One of the interviews that Anthony conducted with a lawyer seeking to innovate within a law firm resonated, due to similar encounters (of our own) in independent and international schools. The lawyer said, “[W]e’re meant to be doing innovation, which by definition is new, but if it’s too new, nobody actually wants to do it because they want to see some proof, or they want some reassurance that it’s going to work.” (Anthony, 30). Many schools are the same way, as evidenced most recently in our leading a session of ‘risk and innovation in schools’ at a conference for K-12 international schools in Southeast Asia, where participants from the region (China, Malaysia, Singapore, Thailand, Vietnam, Japan) stated that, at the governing board level (if not at the senior leadership level), innovative projects were only being embraced if the decision (whether to pursue the projects in question) could be made on past precedent, or with a guarantee of success. That paradox can create a feeling of disempowerment, as well as quash opportunities to talk about the nature and [operational] governance of innovation. As Anthony notes, “Loss aversion and the status quo bias means people prefer avoiding risks over taking them” (30).  [For further reading, see S.D. Anthony and M. Putz, “How Leaders Delude Themselves About Disruption” MIT Sloan Management Review 61.3 (2020): 35-42]

How to move forward?

A compelling study by an international group of researchers offers a way forward, the paradox mindset. In their article, “Microfoundations of Organizational Paradox: The Problem Is How We Think About The Problem” (Academy of Management Journal 61.1 (2018): 26-45), co-authors from the UK, US, Israel, and Singapore highlight what they learned in their research, namely around sense-making and cognitive processes to help employees cope and thrive. This mindset concept holds that viewing a paradox as an opportunity, as opposed to a hindrance, can boost creativity and organisational performance. Anthony highlights three ways in which this mindset can be approached: (1) screening (via a brief diagnostic at https://paradox.lerner.udel.edu) to determine whether one is predisposed to this mindset; (2) using prompts (from the diagnostic) before a group discussion to help people consider multiple possibilities--relying on research showing that starting a meeting by stating that tensions create possibilities helps the group to adopt more of the mindset in question; and (3) developing the paradox mindset by building cognitive complexity through development plans that give participants experience launching new products (or services), or building new organisational capabilities — or even going on a ‘paradox quest’ that would be unusual for the participant, taking them out of their comfort zone by requiring them to learn something completely outside their area of comfort and/or expertise. (Anthony, 31-32).

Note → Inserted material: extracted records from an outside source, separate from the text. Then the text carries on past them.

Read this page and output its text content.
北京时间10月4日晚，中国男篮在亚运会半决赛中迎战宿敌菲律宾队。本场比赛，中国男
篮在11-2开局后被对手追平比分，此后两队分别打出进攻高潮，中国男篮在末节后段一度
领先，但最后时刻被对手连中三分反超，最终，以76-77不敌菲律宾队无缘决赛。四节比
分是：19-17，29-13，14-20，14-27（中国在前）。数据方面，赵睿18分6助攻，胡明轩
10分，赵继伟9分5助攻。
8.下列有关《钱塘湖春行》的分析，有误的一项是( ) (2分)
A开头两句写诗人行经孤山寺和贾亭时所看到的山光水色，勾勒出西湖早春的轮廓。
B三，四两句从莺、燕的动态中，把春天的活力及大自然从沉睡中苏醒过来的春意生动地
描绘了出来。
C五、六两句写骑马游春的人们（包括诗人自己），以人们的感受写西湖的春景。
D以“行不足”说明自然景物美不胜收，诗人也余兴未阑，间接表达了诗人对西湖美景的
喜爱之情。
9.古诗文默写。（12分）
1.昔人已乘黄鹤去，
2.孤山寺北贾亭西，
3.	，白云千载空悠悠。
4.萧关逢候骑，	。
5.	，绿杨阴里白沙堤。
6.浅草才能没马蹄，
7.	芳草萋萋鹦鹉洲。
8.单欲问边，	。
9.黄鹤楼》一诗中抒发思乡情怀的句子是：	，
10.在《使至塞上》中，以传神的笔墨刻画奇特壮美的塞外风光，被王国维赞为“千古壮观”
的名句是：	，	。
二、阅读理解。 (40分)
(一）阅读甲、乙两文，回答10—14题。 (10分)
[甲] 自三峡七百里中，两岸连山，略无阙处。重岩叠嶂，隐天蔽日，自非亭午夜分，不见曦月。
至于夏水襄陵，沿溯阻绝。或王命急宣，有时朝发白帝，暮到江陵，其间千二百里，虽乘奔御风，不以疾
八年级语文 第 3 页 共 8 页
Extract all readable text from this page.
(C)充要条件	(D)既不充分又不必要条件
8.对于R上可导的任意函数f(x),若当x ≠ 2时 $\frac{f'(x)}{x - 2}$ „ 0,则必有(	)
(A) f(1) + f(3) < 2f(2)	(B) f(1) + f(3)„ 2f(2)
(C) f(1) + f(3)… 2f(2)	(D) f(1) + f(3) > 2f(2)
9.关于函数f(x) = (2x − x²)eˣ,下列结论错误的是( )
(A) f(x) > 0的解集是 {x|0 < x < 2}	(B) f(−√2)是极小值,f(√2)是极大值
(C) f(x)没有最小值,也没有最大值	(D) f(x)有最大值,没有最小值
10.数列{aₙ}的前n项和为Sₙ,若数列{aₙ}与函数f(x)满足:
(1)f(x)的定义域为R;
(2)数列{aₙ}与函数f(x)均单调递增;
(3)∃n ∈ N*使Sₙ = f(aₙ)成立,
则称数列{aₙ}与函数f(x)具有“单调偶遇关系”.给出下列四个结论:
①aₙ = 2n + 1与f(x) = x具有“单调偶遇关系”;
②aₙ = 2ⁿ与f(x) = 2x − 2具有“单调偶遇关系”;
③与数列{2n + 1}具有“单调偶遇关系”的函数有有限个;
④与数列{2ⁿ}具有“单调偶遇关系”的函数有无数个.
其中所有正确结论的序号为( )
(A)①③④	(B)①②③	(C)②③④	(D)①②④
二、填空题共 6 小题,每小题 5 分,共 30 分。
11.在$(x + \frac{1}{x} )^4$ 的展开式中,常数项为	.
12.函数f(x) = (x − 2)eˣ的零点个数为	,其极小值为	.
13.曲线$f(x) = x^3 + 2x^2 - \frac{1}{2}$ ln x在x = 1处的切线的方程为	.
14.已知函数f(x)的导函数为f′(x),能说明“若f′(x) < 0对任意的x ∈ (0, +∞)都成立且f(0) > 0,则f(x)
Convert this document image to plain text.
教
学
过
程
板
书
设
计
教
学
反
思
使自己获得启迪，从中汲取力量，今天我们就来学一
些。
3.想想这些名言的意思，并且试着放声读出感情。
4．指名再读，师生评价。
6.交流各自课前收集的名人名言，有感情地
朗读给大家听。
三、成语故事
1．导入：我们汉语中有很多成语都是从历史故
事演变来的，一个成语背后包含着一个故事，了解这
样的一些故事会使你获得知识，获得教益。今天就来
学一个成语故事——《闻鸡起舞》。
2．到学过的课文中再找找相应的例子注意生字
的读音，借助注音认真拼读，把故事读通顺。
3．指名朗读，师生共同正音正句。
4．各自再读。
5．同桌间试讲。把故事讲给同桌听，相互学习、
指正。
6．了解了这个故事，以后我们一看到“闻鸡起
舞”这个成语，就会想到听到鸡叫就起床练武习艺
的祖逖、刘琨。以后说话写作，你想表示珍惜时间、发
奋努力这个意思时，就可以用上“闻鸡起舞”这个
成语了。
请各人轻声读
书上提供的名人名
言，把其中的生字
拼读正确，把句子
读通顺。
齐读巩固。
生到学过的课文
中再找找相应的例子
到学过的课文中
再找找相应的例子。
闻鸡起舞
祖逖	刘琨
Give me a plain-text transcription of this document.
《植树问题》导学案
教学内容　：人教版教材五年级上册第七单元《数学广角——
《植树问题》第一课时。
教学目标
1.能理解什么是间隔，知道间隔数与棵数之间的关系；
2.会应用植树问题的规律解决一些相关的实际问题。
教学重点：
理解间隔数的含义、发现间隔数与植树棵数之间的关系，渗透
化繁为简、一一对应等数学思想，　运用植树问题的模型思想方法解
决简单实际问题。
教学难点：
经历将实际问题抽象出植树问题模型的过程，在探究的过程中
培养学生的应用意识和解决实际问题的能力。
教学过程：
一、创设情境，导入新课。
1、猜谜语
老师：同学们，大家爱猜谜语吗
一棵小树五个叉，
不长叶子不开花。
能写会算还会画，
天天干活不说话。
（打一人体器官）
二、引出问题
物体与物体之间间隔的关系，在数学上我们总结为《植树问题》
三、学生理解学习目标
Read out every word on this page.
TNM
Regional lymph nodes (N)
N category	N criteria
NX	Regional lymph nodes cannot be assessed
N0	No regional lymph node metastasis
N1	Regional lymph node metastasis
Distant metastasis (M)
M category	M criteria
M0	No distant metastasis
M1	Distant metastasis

This last point ties in with what we have written in earlier posts, with respect to leadership development programmes: they are in need of a serious overhaul. If leading a school today requires a practitioner to understand and encounter the authenticity paradox, the status quo bias and loss aversion as key detractors from innovation, among other paradoxes in our sector, why would we not design fresh programming around those principles, instead of adhering to (arguably) anachronistic leadership development principles? Perhaps that question itself points toward the status quo bias.